Feb 23, 2008
Ask Auntie Suvanna
Ever despair at how to cultivate lovingkindness for Dick Cheney, or ponder the effect of anti-depressants on Buddha Nature? If so, check out Auntie Suvanna, who applies her unique wisdom and wit to your queries about life, meditation, Dharma, family and relationship issues, or anything else that comes up. Why not write to her and tell her your troubles?
I’m concerned that all the images I’ve seen of female Bodhisattvas are well endowed with decidedly non-sagging, bodacious breasts. I realize these are images of “ideal” women who are only 16 (so the sagging hasn’t set in yet). But, as a less well-endowed woman, I’m wondering if there is any kind of breast-size requirement to become a Bodhisattva. Seems like it.
Sincerely, Breast Envy
Come, Breast, hold my hand, fly with me over North America and Europe. Now we are over the Indian subcontinent … heading north and up, up and up, getting a little chilly, crossing a huge mountain range, over Tibet, just a little further… and now… who’s that down there? It is a kind-looking woman holding a vase. Oops, she seems to be spilling something … do you see her? She is being worshiped by a billion people. This is Kwan-Yin, the Chinese Bodhisattva of Compassion. I don’t think she could be anything larger than a B-cup. She seems a bit older, too. So you see, she has done just fine.

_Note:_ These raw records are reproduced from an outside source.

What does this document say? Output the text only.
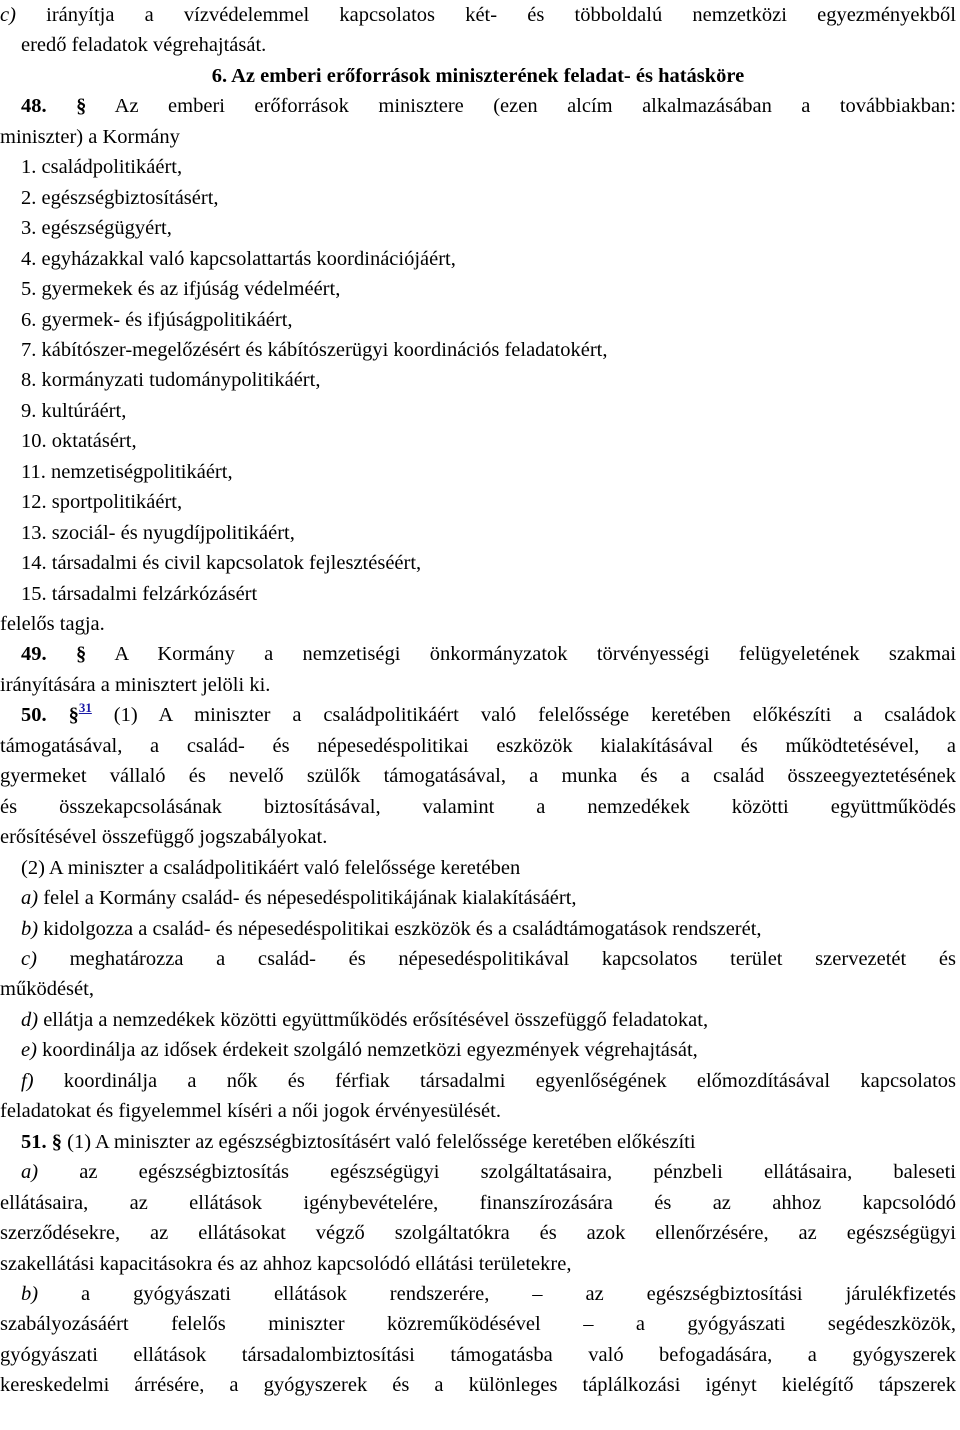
c) irányítja a vízvédelemmel kapcsolatos két- és többoldalú nemzetközi egyezményekből
eredő feladatok végrehajtását.
6. Az emberi erőforrások miniszterének feladat- és hatásköre
48. § Az emberi erőforrások minisztere (ezen alcím alkalmazásában a továbbiakban:
miniszter) a Kormány
1. családpolitikáért,
2. egészségbiztosításért,
3. egészségügyért,
4. egyházakkal való kapcsolattartás koordinációjáért,
5. gyermekek és az ifjúság védelméért,
6. gyermek- és ifjúságpolitikáért,
7. kábítószer-megelőzésért és kábítószerügyi koordinációs feladatokért,
8. kormányzati tudománypolitikáért,
9. kultúráért,
10. oktatásért,
11. nemzetiségpolitikáért,
12. sportpolitikáért,
13. szociál- és nyugdíjpolitikáért,
14. társadalmi és civil kapcsolatok fejlesztéséért,
15. társadalmi felzárkózásért
felelős tagja.
49. § A Kormány a nemzetiségi önkormányzatok törvényességi felügyeletének szakmai
irányítására a minisztert jelöli ki.
50. §$^{31}$ (1) A miniszter a családpolitikáért való felelőssége keretében előkészíti a családok
támogatásával, a család- és népesedéspolitikai eszközök kialakításával és működtetésével, a
gyermeket vállaló és nevelő szülők támogatásával, a munka és a család összeegyeztetésének
és összekapcsolásának biztosításával, valamint a nemzedékek közötti együttműködés
erősítésével összefüggő jogszabályokat.
(2) A miniszter a családpolitikáért való felelőssége keretében
a) felel a Kormány család- és népesedéspolitikájának kialakításáért,
b) kidolgozza a család- és népesedéspolitikai eszközök és a családtámogatások rendszerét,
c) meghatározza a család- és népesedéspolitikával kapcsolatos terület szervezetét és
működését,
d) ellátja a nemzedékek közötti együttműködés erősítésével összefüggő feladatokat,
e) koordinálja az idősek érdekeit szolgáló nemzetközi egyezmények végrehajtását,
f) koordinálja a nők és férfiak társadalmi egyenlőségének előmozdításával kapcsolatos
feladatokat és figyelemmel kíséri a női jogok érvényesülését.
51. § (1) A miniszter az egészségbiztosításért való felelőssége keretében előkészíti
a) az egészségbiztosítás egészségügyi szolgáltatásaira, pénzbeli ellátásaira, baleseti
ellátásaira, az ellátások igénybevételére, finanszírozására és az ahhoz kapcsolódó
szerződésekre, az ellátásokat végző szolgáltatókra és azok ellenőrzésére, az egészségügyi
szakellátási kapacitásokra és az ahhoz kapcsolódó ellátási területekre,
b) a gyógyászati ellátások rendszerére, – az egészségbiztosítási járulékfizetés
szabályozásáért felelős miniszter közreműködésével – a gyógyászati segédeszközök,
gyógyászati ellátások társadalombiztosítási támogatásba való befogadására, a gyógyszerek
kereskedelmi árrésére, a gyógyszerek és a különleges táplálkozási igényt kielégítő tápszerek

Until one has become a Bodhisattva, it’s probably better not to extrapolate too much about the breasts and other anatomical wonders in Tibetan and Indian Buddhist iconography, not to mention Victoria’s Secret catalogs. But, you may ask, what if I get Enlightened on the way to the plastic surgeon? There is always the possibility, however small … just remember that you can be a Bodhisattva: all you need is the avid wish, and a human body of any shape.

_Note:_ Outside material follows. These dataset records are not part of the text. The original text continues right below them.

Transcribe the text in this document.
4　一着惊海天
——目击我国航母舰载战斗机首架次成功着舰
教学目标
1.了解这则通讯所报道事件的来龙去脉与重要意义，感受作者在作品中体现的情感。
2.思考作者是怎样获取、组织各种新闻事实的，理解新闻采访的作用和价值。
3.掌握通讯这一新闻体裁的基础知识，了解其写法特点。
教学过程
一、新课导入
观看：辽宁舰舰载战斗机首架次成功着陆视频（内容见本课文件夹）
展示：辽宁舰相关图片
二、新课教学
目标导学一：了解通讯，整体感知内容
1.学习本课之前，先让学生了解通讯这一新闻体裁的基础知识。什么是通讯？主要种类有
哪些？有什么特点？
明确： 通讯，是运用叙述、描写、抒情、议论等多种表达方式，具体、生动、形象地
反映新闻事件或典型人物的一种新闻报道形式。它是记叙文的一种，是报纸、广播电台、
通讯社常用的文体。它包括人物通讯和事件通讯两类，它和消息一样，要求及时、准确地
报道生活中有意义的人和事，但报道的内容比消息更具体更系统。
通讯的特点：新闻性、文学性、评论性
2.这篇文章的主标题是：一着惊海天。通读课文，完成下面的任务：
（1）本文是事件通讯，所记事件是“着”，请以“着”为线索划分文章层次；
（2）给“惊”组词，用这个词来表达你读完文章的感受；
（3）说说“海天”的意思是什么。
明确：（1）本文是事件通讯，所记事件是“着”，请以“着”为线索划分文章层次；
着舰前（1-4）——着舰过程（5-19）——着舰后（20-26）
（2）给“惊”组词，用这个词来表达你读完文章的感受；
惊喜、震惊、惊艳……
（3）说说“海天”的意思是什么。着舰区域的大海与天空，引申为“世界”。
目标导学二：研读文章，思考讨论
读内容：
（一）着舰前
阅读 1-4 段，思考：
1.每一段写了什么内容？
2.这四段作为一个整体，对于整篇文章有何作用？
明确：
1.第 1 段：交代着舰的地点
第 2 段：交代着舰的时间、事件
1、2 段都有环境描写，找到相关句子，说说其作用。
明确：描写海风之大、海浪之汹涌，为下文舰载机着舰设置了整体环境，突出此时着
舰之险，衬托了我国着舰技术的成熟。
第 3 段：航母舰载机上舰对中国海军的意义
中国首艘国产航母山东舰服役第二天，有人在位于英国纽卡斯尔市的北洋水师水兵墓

Is it possible to become Enlightened while taking anti-depressants, or does it just feel more possible?
Yours, Ms Informed
Perhaps you are referring to what has been called “psychopharmacological nirvana,” an effect that can be produced by some anti-depressant cocktails. Here we find yet another case of the august Sanskrit word “nirvana” being reduced by common usage to meaning nothing more than “lots o’ fun.” You perhaps know that Enlightenment is the English word for nirvana, meaning not what Jean-Jacques Rousseau achieved in 1752, but what Siddhartha Gautama achieved even longer ago — that is, the perfection of Compassion and Wisdom, which at least suggests knowledge of the benefit of Selective Seratonin Re-uptake Inhibitors.
Now that we’ve cleared that up, we can turn to some of the questions asked – usually silently or using bells – within the Rinzai Zen community. Does a person with deficient serotonin have Buddha Nature? Does a person who addresses this lack by virtue of anti-depressant drugs have Buddha Nature? Are anti-depressants intoxicating? Is karma pharmaceutical? Could a pig ever fly?
So let’s see. What was your question again? Oh yes, it’s hard to say exactly what makes E. more possible, Ms, or seem more possible, but Auntie Suvanna thinks you’re highly likely to be on the right track.
If your ex-partner phones you to say that the cat you’d jointly adopted is ill and could you put her (the cat, that is) in your “prayers and meditation”; and if I asked if I could also put her (the ex) in my meditation and she says “yes, if you want,” do you think that means there’s a chance of some, er, healing? Or is it just another way to humiliate me and I should simply concentrate on the cat?
Signed, A Confused Male Buddhist
You probably realize that “concentrating on the cat” is an ancient practice wherein monks who are distracted by thoughts of romance imagine themselves being torn limb from limb by either a tiger or an aggressive salesperson. However, I cannot in good faith recommend this practice to you, as it seems that said partner has already exhausted quite a few ways of tearing you up and, as you suggest, may be looking for more. Concentrate on healing yourself, Confused — your letter made Auntie Suvanna sad. Dunk that torch you’re carrying in the sweet waters of loving-kindness. Only after a year of this should you then begin to focus on the cat.
Ask Auntie Suvanna was written by Suvarnaprabha, who practiced at the San Francisco Buddhist Center until she passed away in September, 2013, after an encounter with cancer. Suvanna blogger her way, with humor and good grace, from her diagnosis until shortly before her death, in Crap! I’ve Got Cancer.